The future of hereditary angiodema treatment seems to be coming down to how many shots it takes to reduce attacks. Gene editing biotech Intellia Therapeutics is the latest to reveal updated data for its candidate, showing that a single dose of NTLA-2002 provided a durable reduction in the swelling attacks that define the disease.
Intellia showcased a 98% mean reduction in monthly attack rate and a 99% mean reduction in moderate to severe attacks after just one dose of NTLA-2002. The results of the in vivo CRISPR-based gene editing therapy were presented at the 2024 European Academy of Allergy and Clinical Immunology Annual Congress in Valencia, Spain, this weekend.

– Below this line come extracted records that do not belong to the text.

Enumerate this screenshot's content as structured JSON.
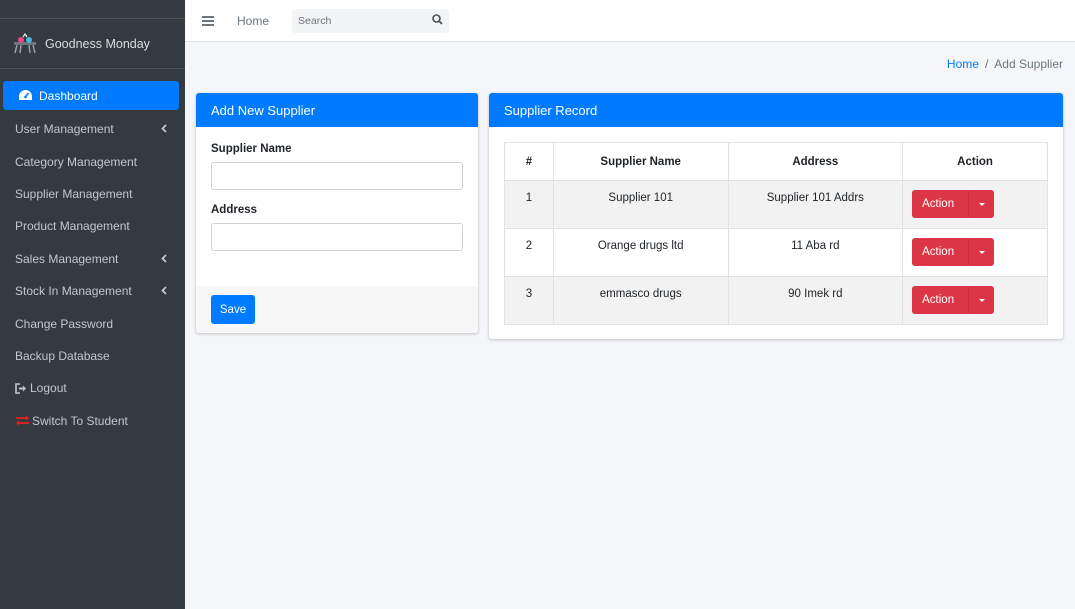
{
  "brand": {
    "name": "Goodness Monday"
  },
  "sidebar": {
    "items": [
      {
        "label": "Dashboard",
        "icon": "tachometer-icon",
        "active": true,
        "has_children": false
      },
      {
        "label": "User Management",
        "has_children": true
      },
      {
        "label": "Category Management",
        "has_children": false
      },
      {
        "label": "Supplier Management",
        "has_children": false
      },
      {
        "label": "Product Management",
        "has_children": false
      },
      {
        "label": "Sales Management",
        "has_children": true
      },
      {
        "label": "Stock In Management",
        "has_children": true
      },
      {
        "label": "Change Password",
        "has_children": false
      },
      {
        "label": "Backup Database",
        "has_children": false
      },
      {
        "label": "Logout",
        "icon": "sign-out-icon",
        "has_children": false
      },
      {
        "label": "Switch To Student",
        "icon": "exchange-icon",
        "has_children": false
      }
    ]
  },
  "topbar": {
    "home_label": "Home",
    "search_placeholder": "Search"
  },
  "breadcrumb": {
    "home": "Home",
    "separator": "/",
    "current": "Add Supplier"
  },
  "form_card": {
    "title": "Add New Supplier",
    "supplier_name_label": "Supplier Name",
    "supplier_name_value": "",
    "address_label": "Address",
    "address_value": "",
    "save_label": "Save"
  },
  "record_card": {
    "title": "Supplier Record",
    "columns": [
      "#",
      "Supplier Name",
      "Address",
      "Action"
    ],
    "rows": [
      {
        "num": "1",
        "name": "Supplier 101",
        "address": "Supplier 101 Addrs",
        "action": "Action"
      },
      {
        "num": "2",
        "name": "Orange drugs ltd",
        "address": "11 Aba rd",
        "action": "Action"
      },
      {
        "num": "3",
        "name": "emmasco drugs",
        "address": "90 Imek rd",
        "action": "Action"
      }
    ]
  },
  "colors": {
    "primary": "#007bff",
    "danger": "#dc3545",
    "sidebar_bg": "#343a40",
    "content_bg": "#f4f6f9"
  }
}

From week one to 16, patients experienced a 90% reduction in attacks, a number that rose to 92% between weeks five and 16 and then to 98% during the on-study period, Intellia said.
The results compare to a similar cut from the 10 patients presented at the same conference last year, which showed a 95% mean reduction in monthly attack rate.
Now, Intellia has found that eight out of the 10 patients remain attack-free after that 16-week observation period through the latest follow-up, which had a cut-off date in February of this year. The average follow-up for the patients is 20 months. All of the patients who discontinued prophylaxis treatment after receiving NTLA-2002 have not had to resume.
“We are thrilled to see that the majority of patients have been attack-free for over 18 months or longer. These remarkable attack rate reductions have been consistent, even in patients with the most severe symptoms,” Intellia CEO John Leonard said in a statement.
As for safety, NTLA-2002 was well tolerated with mild adverse events mostly including infusion-related reactions and fatigue. There have been no dose-limiting toxicities, serious adverse events or grade 3 or higher adverse events.
Intellia’s presentation came a few days after Ionis debuted data showing the RNA-targeting prophylactic therapy donidalorsen spurred an 81% lower monthly rate of swelling attacks in patients who received the drug every four weeks.
Analysts from Willian Blair heralded donidalorsen’s “highly competitive” profile and said it could have an edge over CSL Behring’s garadacimab, which is already under review but requires more frequent injections and an initial in-office loading dose.
With Intellia showing the potential to provide a one-and-done option, the game is officially on in HAE.